Дорогой г-н Хайншток,
я очень надеюсь, что посыльный, который передаст Вам это письмо, будет в большей мере, чем я, держаться незаметно, в тени. Только с сегодняшнего утра, с того момента, как я узнал, что такое страх, я понимаю, что мое беспечное появление у Вас, среди бела дня и без всяких мер предосторожности, навлекало на Вас опасность. За это я теперь с опозданием прошу у Вас прощения. Г-на майора Уилера я настоятельно просил внушить straggler'y, которого он пошлет с моим письмом, чтобы тот явился к Вам под покровом ночи. Я представляю себе, как этот человек, в одну из ближайших ночей постучит к Вам в дверь-уверен, что Вы справитесь с внезапным испугом, услышав ночью стук, – как подойдете к двери, как молчаливый незнакомец протянет Вам письмо и тут же снова растворится в темноте.
Я не могу не передать последнего донесения Вам, не без основания сомневавшемуся и предостерегавшему нас, – spiritus rector [88]88
Духовному главе (лат.).
[Закрыть] нашего заговора! Вы не просто имеете право на то, чтобы я рассказал Вам, как прошел мой визит к г-ну майору Динклаге, – это представляется мне непременным итогом тех совместных усилий, которые нас связали. Я надеюсь, Вы не обидитесь, если я буду рассматривать как своего адресата также и даму, оставшуюся мне, к сожалению, неизвестной. В результате весьма беглого, разумеется, изучения личности Динклаге у меня создалось впечатление, что даже ей удастся узнать о нем лишь очень немногое, да и то не до конца, – это, так сказать, наброски, сделанные тайнописью, которую она не сможет расшифровать, если не является выдающимся психологом. Впрочем, кто знает, может быть, она как раз и есть такой психолог?
Я не психолог, не интерпретатор человеческого характера; для меня г-н Динклаге остался загадкой.

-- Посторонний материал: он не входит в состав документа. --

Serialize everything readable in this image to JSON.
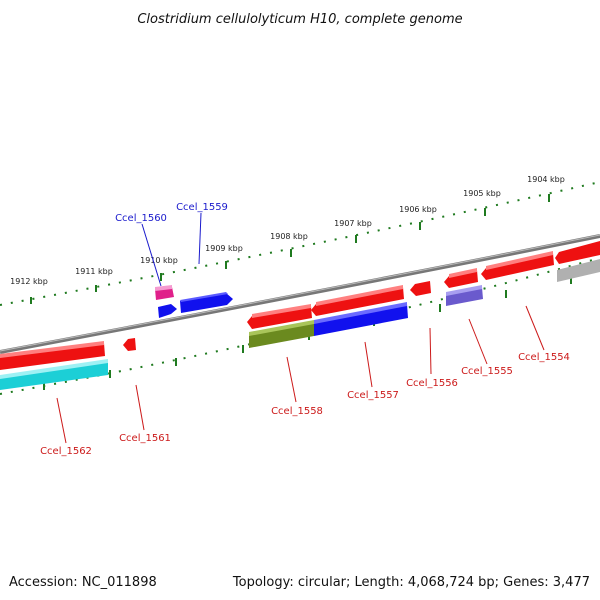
{
  "title": "Clostridium cellulolyticum H10, complete genome",
  "footer": {
    "accession": "Accession: NC_011898",
    "summary": "Topology: circular; Length: 4,068,724 bp; Genes: 3,477"
  },
  "scale": {
    "ticks": [
      {
        "label": "1904 kbp",
        "kbp": 1904
      },
      {
        "label": "1905 kbp",
        "kbp": 1905
      },
      {
        "label": "1906 kbp",
        "kbp": 1906
      },
      {
        "label": "1907 kbp",
        "kbp": 1907
      },
      {
        "label": "1908 kbp",
        "kbp": 1908
      },
      {
        "label": "1909 kbp",
        "kbp": 1909
      },
      {
        "label": "1910 kbp",
        "kbp": 1910
      },
      {
        "label": "1911 kbp",
        "kbp": 1911
      },
      {
        "label": "1912 kbp",
        "kbp": 1912
      }
    ]
  },
  "colors": {
    "backbone": "#7a7a7a",
    "tick": "#1f7a1f",
    "label_forward": "#1a1acc",
    "label_reverse": "#cc1a1a",
    "red": "#ee1111",
    "blue": "#1111ee",
    "magenta": "#e0208a",
    "olive": "#6b8a1f",
    "cyan": "#1ccfd6",
    "slate": "#6a5acd",
    "grey": "#b0b0b0"
  },
  "genes": [
    {
      "label": "Ccel_1560",
      "strand": "+",
      "color": "blue"
    },
    {
      "label": "Ccel_1559",
      "strand": "+",
      "color": "blue"
    },
    {
      "label": "Ccel_1562",
      "strand": "-",
      "color": "red"
    },
    {
      "label": "Ccel_1561",
      "strand": "-",
      "color": "red"
    },
    {
      "label": "Ccel_1558",
      "strand": "-",
      "color": "red"
    },
    {
      "label": "Ccel_1557",
      "strand": "-",
      "color": "red"
    },
    {
      "label": "Ccel_1556",
      "strand": "-",
      "color": "red"
    },
    {
      "label": "Ccel_1555",
      "strand": "-",
      "color": "red"
    },
    {
      "label": "Ccel_1554",
      "strand": "-",
      "color": "red"
    }
  ]
}
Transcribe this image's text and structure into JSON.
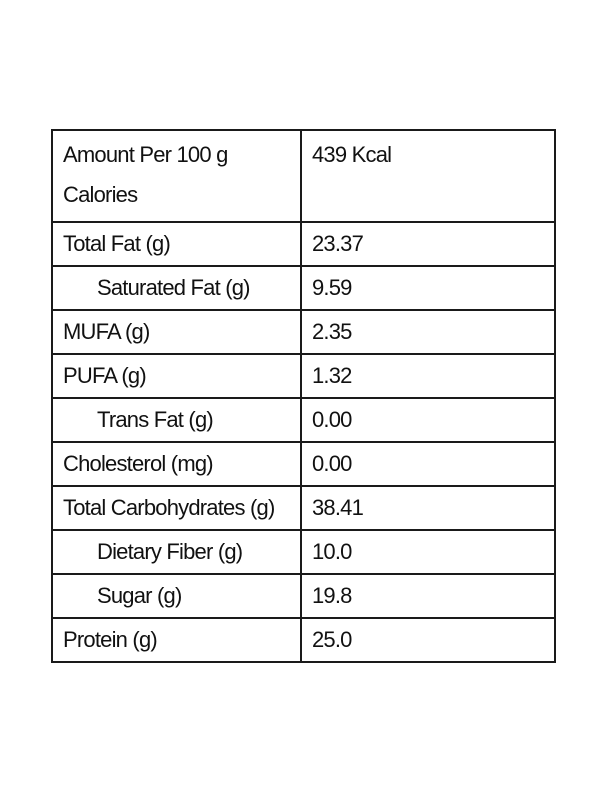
{
  "table": {
    "header": {
      "label_line1": "Amount Per 100 g",
      "label_line2": "Calories",
      "value": "439 Kcal"
    },
    "rows": [
      {
        "label": "Total Fat (g)",
        "value": "23.37",
        "indented": false
      },
      {
        "label": "Saturated Fat (g)",
        "value": "9.59",
        "indented": true
      },
      {
        "label": "MUFA (g)",
        "value": "2.35",
        "indented": false
      },
      {
        "label": "PUFA (g)",
        "value": "1.32",
        "indented": false
      },
      {
        "label": "Trans Fat (g)",
        "value": "0.00",
        "indented": true
      },
      {
        "label": "Cholesterol (mg)",
        "value": "0.00",
        "indented": false
      },
      {
        "label": "Total Carbohydrates  (g)",
        "value": "38.41",
        "indented": false
      },
      {
        "label": "Dietary Fiber (g)",
        "value": "10.0",
        "indented": true
      },
      {
        "label": "Sugar (g)",
        "value": "19.8",
        "indented": true
      },
      {
        "label": "Protein (g)",
        "value": "25.0",
        "indented": false
      }
    ]
  }
}
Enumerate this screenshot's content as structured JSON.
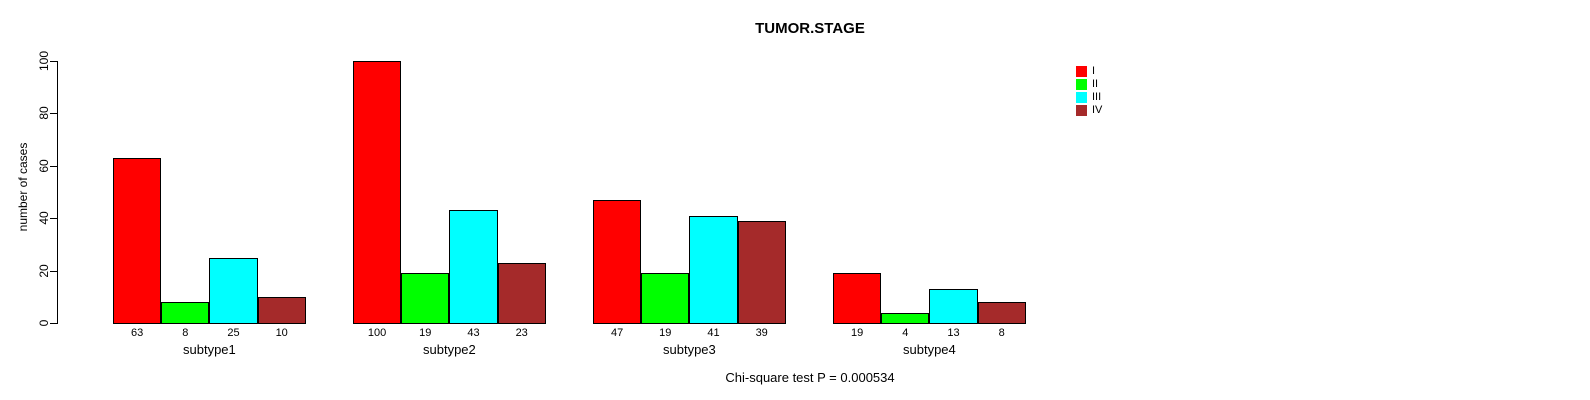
{
  "chart_data": {
    "type": "bar",
    "title": "TUMOR.STAGE",
    "ylabel": "number of cases",
    "xlabel": "",
    "annotation": "Chi-square test P = 0.000534",
    "categories": [
      "subtype1",
      "subtype2",
      "subtype3",
      "subtype4"
    ],
    "series": [
      {
        "name": "I",
        "color": "#ff0000",
        "values": [
          63,
          100,
          47,
          19
        ]
      },
      {
        "name": "II",
        "color": "#00ff00",
        "values": [
          8,
          19,
          19,
          4
        ]
      },
      {
        "name": "III",
        "color": "#00ffff",
        "values": [
          25,
          43,
          41,
          13
        ]
      },
      {
        "name": "IV",
        "color": "#a52a2a",
        "values": [
          10,
          23,
          39,
          8
        ]
      }
    ],
    "bar_value_labels": {
      "subtype1": [
        63,
        8,
        25,
        10
      ],
      "subtype2": [
        100,
        19,
        43,
        23
      ],
      "subtype3": [
        47,
        19,
        41,
        39
      ],
      "subtype4": [
        19,
        4,
        13,
        8
      ]
    },
    "yticks": [
      0,
      20,
      40,
      60,
      80,
      100
    ],
    "ylim": [
      0,
      100
    ],
    "grid": false,
    "legend_position": "top-right-inside",
    "legend_entries": [
      {
        "label": "I",
        "color": "#ff0000"
      },
      {
        "label": "II",
        "color": "#00ff00"
      },
      {
        "label": "III",
        "color": "#00ffff"
      },
      {
        "label": "IV",
        "color": "#a52a2a"
      }
    ]
  }
}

В том, что мною овладел ужас, от которого я уже не мог избавиться до самого конца, он, кстати, не виноват. Помните, однажды я сказал Вам, что готов сделать все, только к одному не готов: попасть в руки нацистских солдат? Это было, когда Вы сообщили мне о желании-что я говорю? о приказе! – Динклаге, чтобы я пришел к нему через линию фронта. Так вот, там, наверху, на склоне одной из высот над Уром я попал в руки человека, для которого, как мне кажется, даже определение «нацистский солдат» недостаточно-вообще не уверен, применимо ли оно к нему. Я не заметил в нем никаких признаков политического фанатизма, зато обнаружил нечто другое – глубоко укоренившуюся способность внушать страх. Террор как человеческое свойство-Вам это наверняка знакомо! Но я за всю свою жизнь еще не встречал человека, который вот так, с первого же мгновенья, внушал бы столь сильный ужас. Единственное, что мне оставалось, – сказать себе, что ведь я добровольно отправился на поиски страха.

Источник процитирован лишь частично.